Plenty of people on benefits (I think a majority?) are also in work. And a huge percentage of the benefits bill is state pension.

It's not what your folks had in mind, but the opposite would be making the state pay for their care just so you can get £100k.

Miaowzabella · 27/01/2025 16:40

A will governs what happens to the deceased person's estate, i.e. what's left after the deceased person's debts have been paid. If the debts are extensive, there may not be any estate to dispose of. Care home fees can rapidly reduce the value of the estate; that is unfortunate, but if the local authority had to pick up all the fees for every person who ended up in a care home, it would have no money left for anything else, and in fact council tax would probably have to double or triple.

Lifelover16 · 27/01/2025 16:41

MrsSkylerWhite · 27/01/2025 13:10

RNBrie · 25/01/2025 18:12
**
Please be really careful of setting up any sort of trust. My in-laws got scammed by a "lawyer" who said it was possible to avoid paying care home fees. The trust cost them £6k and was worthless

Good. Why do some people believe they no longer have to pay their was just because they’re old?
People who can afford to pay for their care should.

Because they have both probably paid tax and insurance all their working lives, they have paid for care.
Maybe they should both have scrounged off benefits for 50 years and wouldn’t have to pay anything.

ScaryM0nster · 27/01/2025 16:50

Alongside the changing house ownership and wills piece, another way to maximise what goes to children is to give it to them little and often.

Yes, they can’t choose to give bulk of their assets away - but they can choose to ensure you’re never out of pocket for anything you do together. And you then put what might have previously been your share aside. eg. If go out for lunch, they pay not you.

KilkennyCats · 27/01/2025 16:54

Lifelover16 · 27/01/2025 16:41

Because they have both probably paid tax and insurance all their working lives, they have paid for care.
Maybe they should both have scrounged off benefits for 50 years and wouldn’t have to pay anything.

You really think that those who haven’t milked the benefit system for their whole “working” lives are due a payback when it comes to funding their care?

Mischance · 27/01/2025 16:55

I did look up the tenants in common ruse and the LA can look into this as deprivation of assets.

UnhappyAndYouKnowIt · 27/01/2025 17:13

I understand that your parents want to leave you the house, but that's only possible if they die before needing much care. People often don't get what they want, but I appreciate that it's disappointing.

housemaus · 27/01/2025 17:19

Ultimately if people end up in care, it needs to be paid for. The state will pay for people's care if they have no assets, but your parents do have an asset.

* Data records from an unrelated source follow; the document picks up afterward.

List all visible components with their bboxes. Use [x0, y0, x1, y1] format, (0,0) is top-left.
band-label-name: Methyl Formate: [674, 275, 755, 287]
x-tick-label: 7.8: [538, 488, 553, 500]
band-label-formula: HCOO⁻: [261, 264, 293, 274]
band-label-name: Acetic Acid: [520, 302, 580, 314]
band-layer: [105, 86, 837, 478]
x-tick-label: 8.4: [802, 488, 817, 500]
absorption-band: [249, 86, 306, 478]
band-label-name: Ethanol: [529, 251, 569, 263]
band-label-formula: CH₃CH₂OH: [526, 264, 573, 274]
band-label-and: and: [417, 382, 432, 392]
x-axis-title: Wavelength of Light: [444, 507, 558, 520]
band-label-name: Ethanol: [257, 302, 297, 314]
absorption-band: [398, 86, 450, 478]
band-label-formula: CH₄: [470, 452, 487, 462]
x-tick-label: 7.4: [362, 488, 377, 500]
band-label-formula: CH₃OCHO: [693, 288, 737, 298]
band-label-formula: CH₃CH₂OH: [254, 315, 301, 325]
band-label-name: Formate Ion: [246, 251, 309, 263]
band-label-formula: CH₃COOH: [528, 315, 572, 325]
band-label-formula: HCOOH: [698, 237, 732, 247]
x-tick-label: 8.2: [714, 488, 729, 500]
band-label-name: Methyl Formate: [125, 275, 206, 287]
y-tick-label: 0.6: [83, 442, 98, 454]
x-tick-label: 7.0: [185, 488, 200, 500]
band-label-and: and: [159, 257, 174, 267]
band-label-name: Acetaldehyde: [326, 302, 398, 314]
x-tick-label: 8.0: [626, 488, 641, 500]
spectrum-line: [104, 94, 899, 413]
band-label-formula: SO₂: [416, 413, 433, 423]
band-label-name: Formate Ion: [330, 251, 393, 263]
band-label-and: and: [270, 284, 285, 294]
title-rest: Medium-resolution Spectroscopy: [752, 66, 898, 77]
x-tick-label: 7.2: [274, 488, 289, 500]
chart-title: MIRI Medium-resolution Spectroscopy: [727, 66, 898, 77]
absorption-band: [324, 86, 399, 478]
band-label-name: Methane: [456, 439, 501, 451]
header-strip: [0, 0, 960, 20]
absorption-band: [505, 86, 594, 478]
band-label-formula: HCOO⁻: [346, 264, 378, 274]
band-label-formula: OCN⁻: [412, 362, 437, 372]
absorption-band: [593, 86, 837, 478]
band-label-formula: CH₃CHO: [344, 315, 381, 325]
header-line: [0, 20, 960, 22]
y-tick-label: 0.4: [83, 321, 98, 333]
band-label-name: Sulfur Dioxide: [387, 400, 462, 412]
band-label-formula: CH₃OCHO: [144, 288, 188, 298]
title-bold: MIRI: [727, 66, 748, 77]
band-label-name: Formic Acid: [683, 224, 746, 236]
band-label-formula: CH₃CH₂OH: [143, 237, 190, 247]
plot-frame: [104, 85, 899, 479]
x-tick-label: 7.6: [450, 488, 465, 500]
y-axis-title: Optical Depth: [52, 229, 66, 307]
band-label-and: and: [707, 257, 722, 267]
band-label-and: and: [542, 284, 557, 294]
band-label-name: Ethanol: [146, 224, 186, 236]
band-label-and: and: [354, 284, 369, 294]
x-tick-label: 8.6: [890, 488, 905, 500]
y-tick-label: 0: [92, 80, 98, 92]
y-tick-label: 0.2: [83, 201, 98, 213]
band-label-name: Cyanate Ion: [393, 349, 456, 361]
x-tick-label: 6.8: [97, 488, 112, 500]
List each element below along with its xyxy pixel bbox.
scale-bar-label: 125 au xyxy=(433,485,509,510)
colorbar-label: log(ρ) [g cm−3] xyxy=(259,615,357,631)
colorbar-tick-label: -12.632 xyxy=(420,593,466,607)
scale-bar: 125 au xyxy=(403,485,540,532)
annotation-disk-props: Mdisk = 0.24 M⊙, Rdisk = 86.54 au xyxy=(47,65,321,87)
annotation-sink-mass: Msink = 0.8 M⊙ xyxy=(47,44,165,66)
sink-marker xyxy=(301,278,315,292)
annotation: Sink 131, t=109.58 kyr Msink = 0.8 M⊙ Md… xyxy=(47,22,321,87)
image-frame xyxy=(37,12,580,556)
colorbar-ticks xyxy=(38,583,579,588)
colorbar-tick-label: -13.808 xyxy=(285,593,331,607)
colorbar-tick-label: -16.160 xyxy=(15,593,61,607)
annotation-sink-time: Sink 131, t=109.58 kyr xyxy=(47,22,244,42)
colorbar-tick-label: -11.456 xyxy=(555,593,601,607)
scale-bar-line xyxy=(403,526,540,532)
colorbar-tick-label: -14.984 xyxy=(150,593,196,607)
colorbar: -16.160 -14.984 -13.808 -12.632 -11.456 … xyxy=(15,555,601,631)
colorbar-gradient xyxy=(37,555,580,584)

It's not a disgrace to have to pay for a service that you use. It makes perfect sense.

thehorsesareallidiots · 27/01/2025 17:50

Their home won't be "taken off them" until they no longer have any use for it anyway. They will lose nothing from their own experience.

Working and paying taxes isn't some sort of heroic endeavour for which you're owed massive payback. It's a basic part of participating in society. If you invest in assets and property, it's a gamble re: inheritance; it may get passed to your heirs or it may get eaten by care needs. Most people win that gamble; a relatively small proportion of people ever occupy a care home, and you have the benefits of a secure home in your lifetime as well. But people who can pay for their care, must and should.